Pertanto, l'istante chiede di conoscere quale importo debba essere indicato in fattura e in sede di stipulazione del contratto di compravendita, nonché se il ricavo da iscrivere in bilancio tra i componenti positivi ai fini delle imposte dirette debba o meno coincidere con l'imponibile ai fini IVA.

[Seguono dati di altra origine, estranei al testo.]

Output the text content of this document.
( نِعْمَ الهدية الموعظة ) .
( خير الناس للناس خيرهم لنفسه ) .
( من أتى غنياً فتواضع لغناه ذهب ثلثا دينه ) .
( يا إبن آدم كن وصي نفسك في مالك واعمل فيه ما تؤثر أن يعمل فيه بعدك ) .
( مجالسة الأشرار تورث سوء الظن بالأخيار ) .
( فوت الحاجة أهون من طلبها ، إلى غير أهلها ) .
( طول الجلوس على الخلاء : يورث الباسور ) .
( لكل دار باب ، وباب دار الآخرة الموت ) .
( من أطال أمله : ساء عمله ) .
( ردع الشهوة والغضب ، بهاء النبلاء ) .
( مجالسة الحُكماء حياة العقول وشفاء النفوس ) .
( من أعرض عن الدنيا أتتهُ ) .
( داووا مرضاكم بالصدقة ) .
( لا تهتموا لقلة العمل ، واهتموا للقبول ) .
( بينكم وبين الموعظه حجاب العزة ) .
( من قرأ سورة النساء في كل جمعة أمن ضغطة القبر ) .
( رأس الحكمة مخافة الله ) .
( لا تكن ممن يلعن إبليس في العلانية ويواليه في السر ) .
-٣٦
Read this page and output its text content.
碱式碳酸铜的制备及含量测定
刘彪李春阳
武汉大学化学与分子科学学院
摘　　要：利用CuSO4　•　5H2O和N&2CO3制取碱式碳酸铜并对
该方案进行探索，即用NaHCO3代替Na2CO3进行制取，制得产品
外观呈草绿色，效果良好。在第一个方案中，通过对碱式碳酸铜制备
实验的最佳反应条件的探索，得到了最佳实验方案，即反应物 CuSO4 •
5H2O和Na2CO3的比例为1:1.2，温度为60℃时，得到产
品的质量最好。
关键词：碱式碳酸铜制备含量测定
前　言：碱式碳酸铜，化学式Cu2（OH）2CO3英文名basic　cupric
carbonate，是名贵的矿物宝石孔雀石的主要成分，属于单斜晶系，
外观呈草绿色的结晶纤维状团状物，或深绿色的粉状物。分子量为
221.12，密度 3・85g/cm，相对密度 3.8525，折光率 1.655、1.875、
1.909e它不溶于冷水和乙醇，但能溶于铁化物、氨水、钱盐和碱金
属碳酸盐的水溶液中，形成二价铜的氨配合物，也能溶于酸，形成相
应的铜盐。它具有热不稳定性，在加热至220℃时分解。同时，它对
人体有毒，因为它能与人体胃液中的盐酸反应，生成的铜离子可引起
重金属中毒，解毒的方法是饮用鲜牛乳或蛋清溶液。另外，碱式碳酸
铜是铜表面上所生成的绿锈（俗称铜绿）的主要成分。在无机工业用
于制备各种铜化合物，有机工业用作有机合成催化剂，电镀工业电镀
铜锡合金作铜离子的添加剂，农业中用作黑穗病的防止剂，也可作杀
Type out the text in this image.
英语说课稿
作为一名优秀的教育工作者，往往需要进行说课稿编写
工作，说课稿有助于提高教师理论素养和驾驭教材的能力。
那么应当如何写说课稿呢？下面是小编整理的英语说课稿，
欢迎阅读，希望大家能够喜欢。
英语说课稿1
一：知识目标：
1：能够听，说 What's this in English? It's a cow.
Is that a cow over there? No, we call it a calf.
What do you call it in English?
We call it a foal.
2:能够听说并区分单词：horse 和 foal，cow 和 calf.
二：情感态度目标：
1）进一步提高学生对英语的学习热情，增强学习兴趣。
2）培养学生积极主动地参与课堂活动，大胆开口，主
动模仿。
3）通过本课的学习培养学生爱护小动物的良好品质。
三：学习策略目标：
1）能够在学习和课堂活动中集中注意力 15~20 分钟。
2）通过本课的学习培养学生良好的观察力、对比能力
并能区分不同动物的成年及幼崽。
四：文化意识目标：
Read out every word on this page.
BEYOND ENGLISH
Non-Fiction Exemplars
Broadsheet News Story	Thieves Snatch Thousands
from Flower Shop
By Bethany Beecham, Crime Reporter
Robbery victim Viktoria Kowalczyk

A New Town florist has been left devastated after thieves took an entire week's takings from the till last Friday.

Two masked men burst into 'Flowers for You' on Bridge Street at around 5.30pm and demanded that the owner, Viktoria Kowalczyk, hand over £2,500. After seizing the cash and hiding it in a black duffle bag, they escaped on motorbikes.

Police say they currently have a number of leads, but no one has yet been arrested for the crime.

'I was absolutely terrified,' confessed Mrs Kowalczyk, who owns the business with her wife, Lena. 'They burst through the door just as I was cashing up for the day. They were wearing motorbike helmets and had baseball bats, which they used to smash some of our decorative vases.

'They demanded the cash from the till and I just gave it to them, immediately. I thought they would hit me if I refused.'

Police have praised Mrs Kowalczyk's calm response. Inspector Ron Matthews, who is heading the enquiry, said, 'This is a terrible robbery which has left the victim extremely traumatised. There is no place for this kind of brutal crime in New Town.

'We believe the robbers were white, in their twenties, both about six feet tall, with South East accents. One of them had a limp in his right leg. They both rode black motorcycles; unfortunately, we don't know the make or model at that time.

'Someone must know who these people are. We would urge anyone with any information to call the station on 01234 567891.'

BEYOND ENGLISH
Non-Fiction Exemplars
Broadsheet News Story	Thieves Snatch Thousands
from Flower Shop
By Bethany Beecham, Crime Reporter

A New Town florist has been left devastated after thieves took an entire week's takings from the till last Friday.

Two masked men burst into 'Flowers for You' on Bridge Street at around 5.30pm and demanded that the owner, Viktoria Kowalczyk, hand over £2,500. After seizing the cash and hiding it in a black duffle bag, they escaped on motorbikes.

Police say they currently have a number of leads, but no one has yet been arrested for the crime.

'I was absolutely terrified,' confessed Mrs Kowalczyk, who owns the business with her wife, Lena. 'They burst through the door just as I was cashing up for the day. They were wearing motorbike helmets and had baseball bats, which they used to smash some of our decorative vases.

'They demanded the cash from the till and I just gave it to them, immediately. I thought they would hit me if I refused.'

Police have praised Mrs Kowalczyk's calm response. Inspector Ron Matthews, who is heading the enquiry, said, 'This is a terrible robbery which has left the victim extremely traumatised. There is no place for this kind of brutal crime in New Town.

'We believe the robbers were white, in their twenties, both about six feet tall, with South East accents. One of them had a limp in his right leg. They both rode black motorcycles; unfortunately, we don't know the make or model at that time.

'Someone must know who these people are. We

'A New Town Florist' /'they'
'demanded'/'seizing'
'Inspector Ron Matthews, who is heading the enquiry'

Soluzione interpretativa prospettata dal contribuente

A giudizio dell'istante, nell'atto di compravendita deve essere indicato il corrispettivo effettivamente pattuito (pari ad euro……..), mentre l'Iva deve essere assolta, ai sensi del comma 23-bis dell'art. 35 del D.L. 223 del 2006, su euro………, salvo che dal contratto di mutuo non emerga che il finanziamento sia erogato in parte per l'acquisto dell'immobile, in parte per le spese accessorie e sia, altresì, indicata chiaramente la misura.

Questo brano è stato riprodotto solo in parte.